For the last two years, I’ve helped put on !!Con (pronounced “bang bang con”), the radically inclusive conference about the joy, excitement, and surprise of programming. We’re proud of what we’ve done with !!Con so far, but there’s a lot we can and must improve on. One of the ways we can improve is with the help of volunteers.
One thing that we do at !!Con is real-time captioning of talks. At our first conference in 2014, our captioner was the amazing Mirabai Knight, and this year, our captioner was the inimitable Stan Sakai. Both of them did terrific work at the conferences! But one of the cool things about live captioning is that it provides more than just an experience to be had in real time — it also results in a high-fidelity document of the event being captioned. We have transcripts of all our talks from 2014 and 2015.
What can be done with a text transcript? Lots of things. Since they’re much more easily searchable than video or audio recordings, you can quickly find that talk you’re trying to find and can only remember a couple of phrases from. You can use machine translation tools to translate the talk into your native language or someone else’s.
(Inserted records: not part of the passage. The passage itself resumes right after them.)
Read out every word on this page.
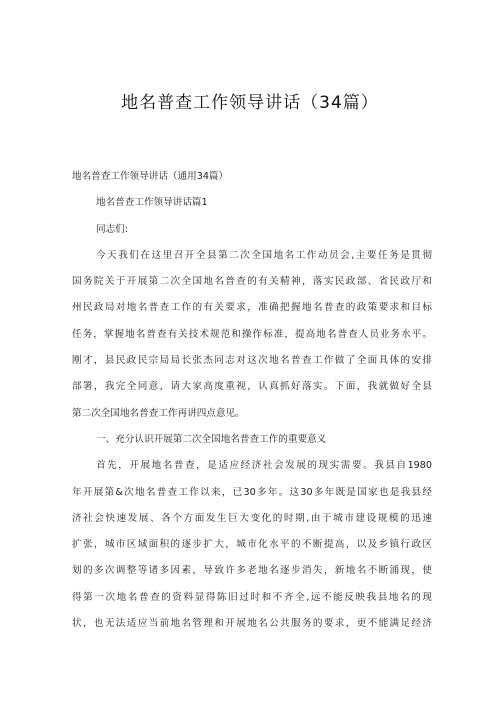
地名普查工作领导讲话（34篇）
地名普查工作领导讲话（通用34篇）
地名普查工作领导讲话篇1
同志们:
今天我们在这里召开全县第二次全国地名工作动员会,主要任务是贯彻
国务院关于开展第二次全国地名普查的有关精神，落实民政部、省民政厅和
州民政局对地名普查工作的有关要求，准确把握地名普查的政策要求和目标
任务，掌握地名普查有关技术规范和操作标准，提高地名普查人员业务水平。
刚才，县民政民宗局局长张杰同志对这次地名普查工作做了全面具体的安排
部署，我完全同意，请大家高度重视，认真抓好落实。下面，我就做好全县
第二次全国地名普查工作再讲四点意见。
一、充分认识开展第二次全国地名普查工作的重要意义
首先，开展地名普查，是适应经济社会发展的现实需要。我县自1980
年开展第&次地名普查工作以来，已30多年。这30多年既是国家也是我县经
济社会快速发展、各个方面发生巨大变化的时期,由于城市建设规模的迅速
扩张，城市区域面积的逐步扩大，城市化水平的不断提高，以及乡镇行政区
划的多次调整等诸多因素，导致许多老地名逐步消失，新地名不断涌现，使
得第一次地名普查的资料显得陈旧过时和不齐全,远不能反映我县地名的现
状，也无法适应当前地名管理和开展地名公共服务的要求，更不能满足经济
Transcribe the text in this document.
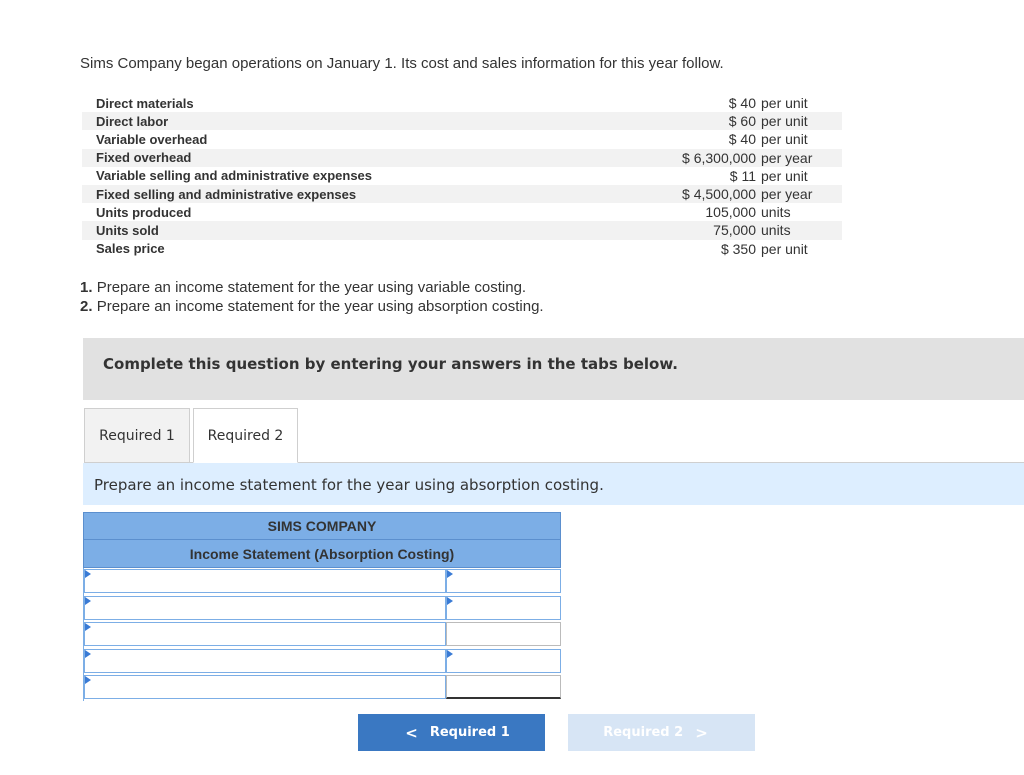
Sims Company began operations on January 1. Its cost and sales information for this year follow.
Direct materials	$ 40	per unit
Direct labor	$ 60	per unit
Variable overhead	$ 40	per unit
Fixed overhead	$ 6,300,000	per year
Variable selling and administrative expenses	$ 11	per unit
Fixed selling and administrative expenses	$ 4,500,000	per year
Units produced	105,000	units
Units sold	75,000	units
Sales price	$ 350	per unit
1. Prepare an income statement for the year using variable costing.
2. Prepare an income statement for the year using absorption costing.
Complete this question by entering your answers in the tabs below.
Required 1	Required 2
Prepare an income statement for the year using absorption costing.
SIMS COMPANY
Income Statement (Absorption Costing)
< Required 1	Required 2 >
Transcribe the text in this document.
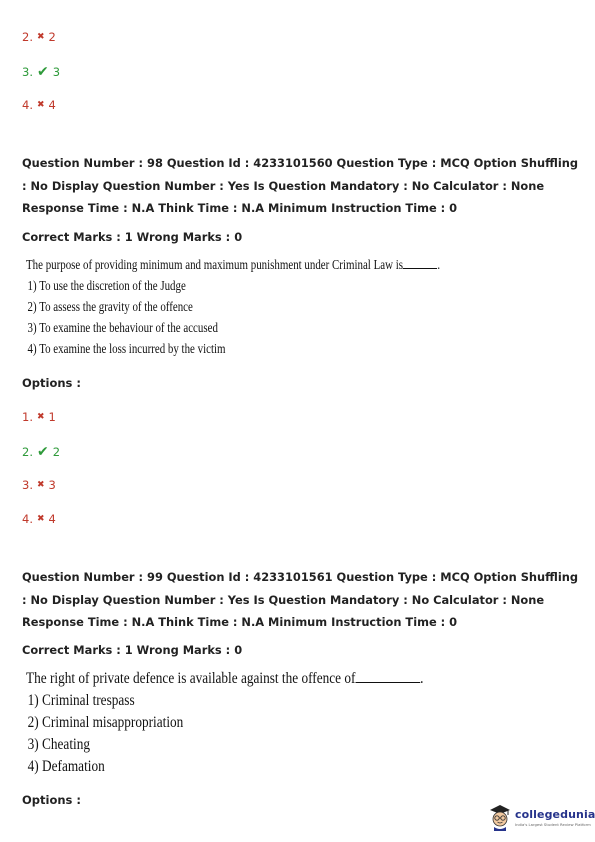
2. ✖ 2
3. ✔ 3
4. ✖ 4
Question Number : 98 Question Id : 4233101560 Question Type : MCQ Option Shuffling : No Display Question Number : Yes Is Question Mandatory : No Calculator : None Response Time : N.A Think Time : N.A Minimum Instruction Time : 0
Correct Marks : 1 Wrong Marks : 0
The purpose of providing minimum and maximum punishment under Criminal Law is .
1) To use the discretion of the Judge
2) To assess the gravity of the offence
3) To examine the behaviour of the accused
4) To examine the loss incurred by the victim
Options :
1. ✖ 1
2. ✔ 2
3. ✖ 3
4. ✖ 4
Question Number : 99 Question Id : 4233101561 Question Type : MCQ Option Shuffling : No Display Question Number : Yes Is Question Mandatory : No Calculator : None Response Time : N.A Think Time : N.A Minimum Instruction Time : 0
Correct Marks : 1 Wrong Marks : 0
The right of private defence is available against the offence of	.
1) Criminal trespass
2) Criminal misappropriation
3) Cheating
4) Defamation
Options :
collegedunia
India's Largest Student Review Platform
And, if you also have a video of the talk, you can sync up the captions with the video to make the recording more accessible and useful to everyone.
In fact, we do have videos of almost all of the !!Con 2014 talks.1 But, despite having both the videos and the transcripts handy, we’ve never taken the time to actually caption our own videos using our own transcripts. People who’ve wanted a captioned !!Con video have had to use YouTube’s auto-captioning. Even in the best of cases — when a speaker speaks loudly, enunciates clearly, and doesn’t have an accent that the voice recognition can’t understand — auto-captioning still turns “do what Tcl does” into “do what Apple does”, which, while hilarious, is not so great for people trying to actually understand a talk. Honestly, given that we claim to care about accessibility, it’s embarrassing that we’ve let auto-captioning be the only captioning available on our videos for so long.
The good news, though, is that tools exist for quickly and easily adding existing captions to videos. Recently, one of our 2015 speakers, Ashley Blewer, used the Amara subtitle editor to add our captions to Camille Fournier’s keynote talk from !!Con 2014. I hadn’t heard of Amara until recently, but it turns out to be a handy in-browser tool that makes it straightforward to import existing caption text and then sync it up with a video.
The best part is that captions added to a video in Amara can sync to YouTube, and we’ve set up our !!Con YouTube channel to allow this — so now, the correct captions appear in the YouTube video of Camille’s talk! It’s a huge improvement over auto-captioning, and you can help do it, too. Ashley has even written a handy guide that explains the process. The first step is to sign into Amara and click “Subtitle Video”. You’ll be prompted for a video URL, which will launch the Amara subtitle editor, and then you can paste in captions from the appropriate text file. Finally, all you need to do is sync the captions to the video, which, as Ashley points out, is actually pretty fun:
First, it’s fun because you get to watch the talk! Second, it’s fun because you press the “down” button to move to a new subtitle and you get in a rhythm that is both videogame-esque and meditation-esque. […] This is a GREAT way to feel super-productive even if you are feeling too under-the-weather to do other work.
!!Con talks are only ten minutes long, so it’s not a huge commitment to do one talk, and there’s even a spreadsheet where you can claim the talk that you want to work on so as not to collide with someone else. Ashley’s already claimed two more, and I’m hoping that more people will see how fun and easy it is to caption talks and come help out. Especially if you want to hear about continuations or strace or awk or Coq or any of the other wonderful topics that we had talks on at !!Con 2014, there’s no reason not to sync captions while you watch.
So, go forth and caption some talks!